FRET at the Single Molecule Level using Molecular Brightness and Fluorescence Correlation Spectroscopy

Abstract

Förster resonance energy transfer (FRET) is a noninvasive, quantitative method to study intermolecular interactions and conformational changes. The energy transfer efficiency of FRET pairs are routinely quantified using steady-state fluorescence spectroscopy or time-resolved fluorescence for which the main challenge of these approaches is the averaging over a larger ensemble of molecules. Here, we present a new approach for determining the energy transfer efficiency of hetero-FRET probes at the single-molecule level, using time-resolved fluorescence correlation spectroscopy (FCS) and molecular brightness (i.e., the number of fluorescence photons per molecule emitted while diffusing in the open observation volume). In this approach, the molecular brightness of the donor, in the presence and absence of the acceptor, is related to the energy transfer efficiency. We used the engineered hetero-FRET probe, RD, which consists of a mCerulean-linker-mCitrine construct, as the model system.

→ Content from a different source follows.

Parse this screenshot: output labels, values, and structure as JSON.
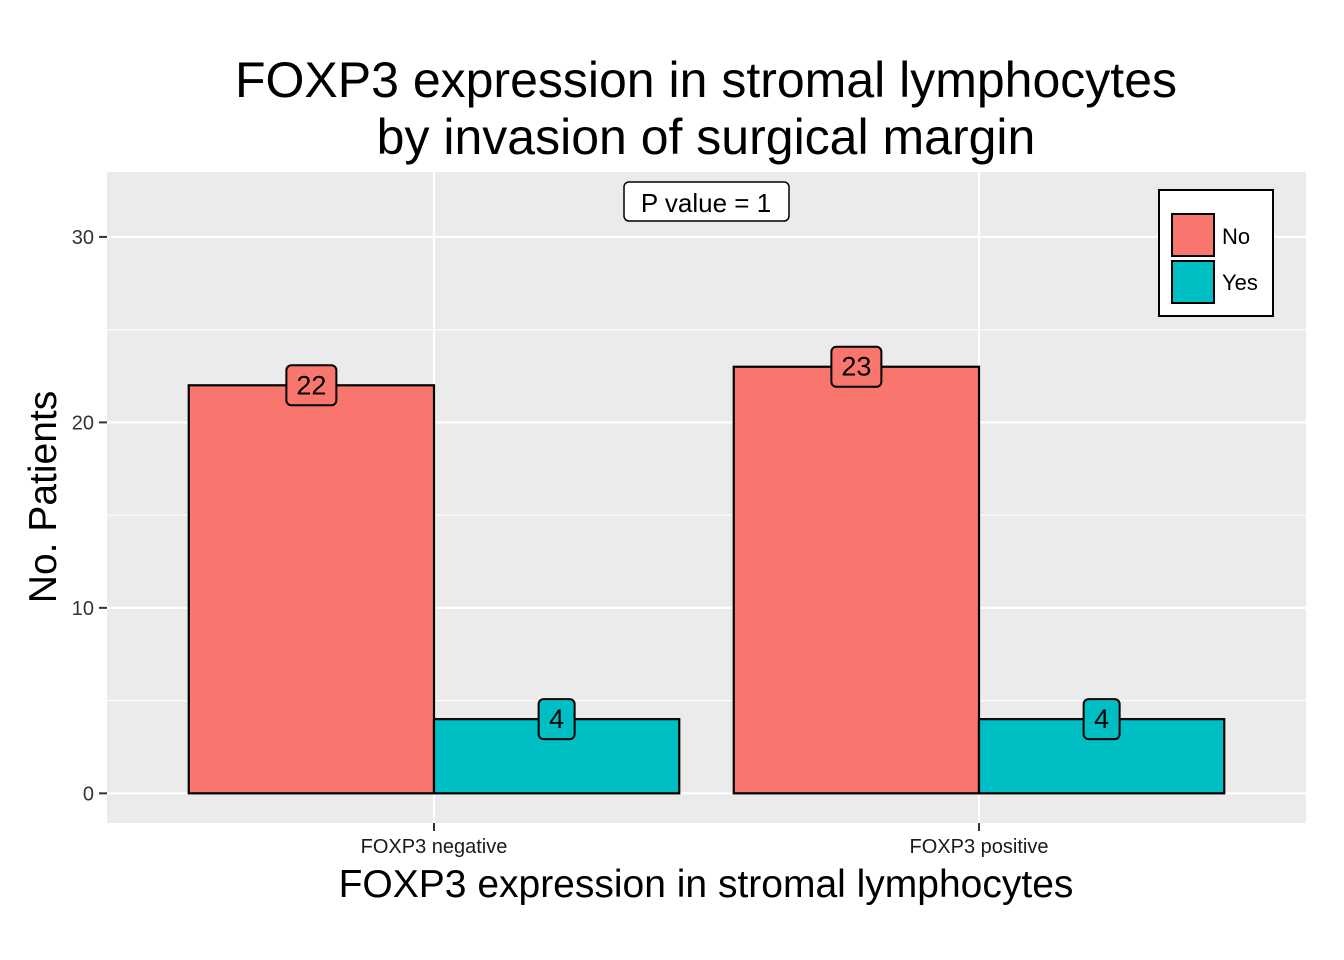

Laser intensity-dependent FCS experiments were carried out on both the intact and cleaved RD indicating an energy transfer efficiency of (50 ± 10)% for RD in buffer, corresponding to a distance of 7 ± 2 nm between the donor and acceptor. These results demonstrate that our FCS approach is applicable to hetero-FRET constructs in well-controlled environments. Further it should be useful in living cells because it has the added advantage of requiring low expression levels of the FRET sensor, in contrast to more conventional FRET methods.